As Henning points out, Light left Penang when he was only six to be educated in Britain. He joined the Royal Navy at 13 and then a few years later the British Army. He fought for Spain in The Napoleonic Wars, under the Duke of Wellington and the Peninsular War and in the 1830s he became close to Mohammad Ali, the founder of modern Egypt under the Ottoman Empire, helping to establish an Egyptian navy.
“He watched the rise of empires,” says Henning.
His private life was difficult. His first wife, only recorded as E. Perois, was said to have died in tragic circumstances. But nothing is known of her. His marriage to Mary Bennet, the rich “natural” daughter of the Duke of Richmond was rich in travel and art. But she abandoned him and, when he came to South Australia, it was with a “companion”, Maria Gandy, who was to care for him in his house at Thebarton. Light had survived serious war wounds and was riven with tuberculosis; hence, his early death aged only 53.

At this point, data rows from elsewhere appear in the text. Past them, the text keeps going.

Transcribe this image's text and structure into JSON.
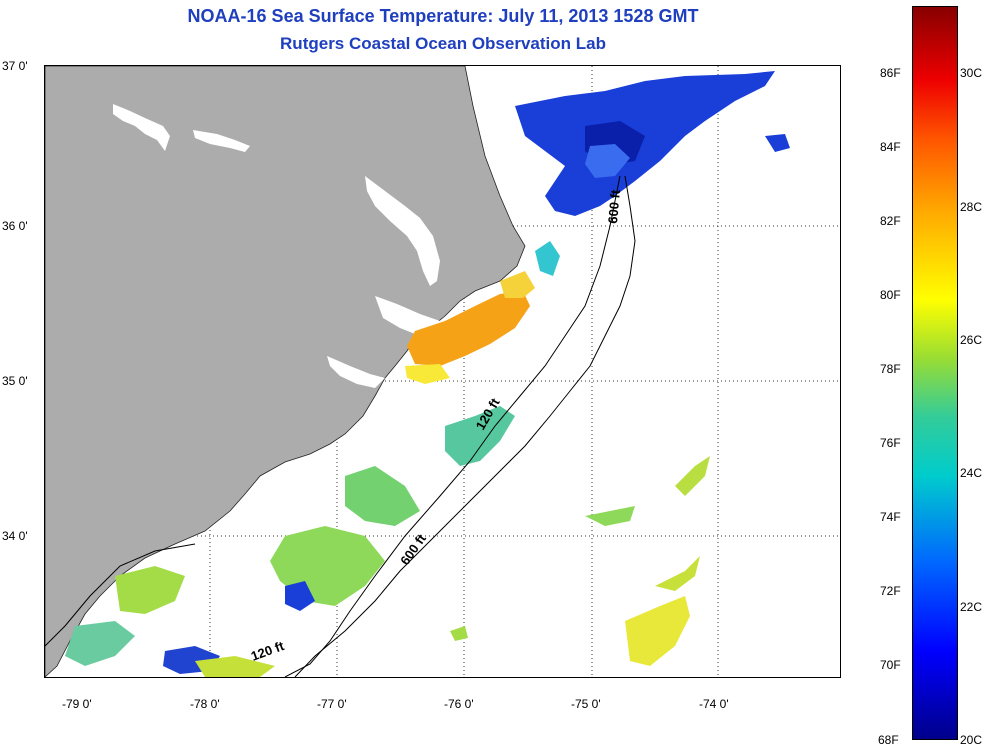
{
  "header": {
    "title": "NOAA-16 Sea Surface Temperature:  July 11, 2013 1528 GMT",
    "subtitle": "Rutgers Coastal Ocean Observation Lab"
  },
  "map": {
    "lat_labels": [
      "37 0'",
      "36 0'",
      "35 0'",
      "34 0'"
    ],
    "lon_labels": [
      "-79 0'",
      "-78 0'",
      "-77 0'",
      "-76 0'",
      "-75 0'",
      "-74 0'"
    ],
    "contour_labels": [
      "600 ft",
      "120 ft",
      "600 ft",
      "120 ft"
    ]
  },
  "colorbar": {
    "fahrenheit_labels": [
      "86F",
      "84F",
      "82F",
      "80F",
      "78F",
      "76F",
      "74F",
      "72F",
      "70F",
      "68F"
    ],
    "celsius_labels": [
      "30C",
      "28C",
      "26C",
      "24C",
      "22C",
      "20C"
    ],
    "colors": {
      "min": "#00008b",
      "blue": "#0000ff",
      "cyan": "#00cccc",
      "green": "#66cc66",
      "yellow": "#ffff00",
      "orange": "#ffaa00",
      "red": "#ee0000",
      "max": "#880000"
    }
  },
  "colors": {
    "land": "#acacac",
    "ocean": "#ffffff",
    "title": "#1f3fbf"
  }
}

As Henning sees him, despite all the travel and action and his accomplishments (he was reputed to be a skilled people-manager and linguist) he was not really a fulfilled individual.
“In fact, his life was also lonely and drifting.” Henning surmises.
The forthcoming production will draw links between the world of father and son. Light’s father, Captain Francis Light was the illegitimate son of a Suffolk landowner and a serving girl. In Penang, Francis was to marry Martinha Rozells “according to native custom”. She was said to be a princess. Her exact ethnic heritage and position in Malay hierarchy remains a point of debate but she was most definitely Eurasian. It was she and her family who were to somehow lose the considerable fortune Francis Light had established in Penang, a point of disappointment to William when later he sought to recover his inheritance. William Light was their second son.
There are many intriguing threads between the father-and-son narratives, many of which will unravel when the production is premiered at OzAsia.
However, Henning warns and warns again.
It is probably not what Adelaideans are expecting.
“It will be contentious.
“There will be discussion and debate.
“There will be people who want to drum us out of Adelaide."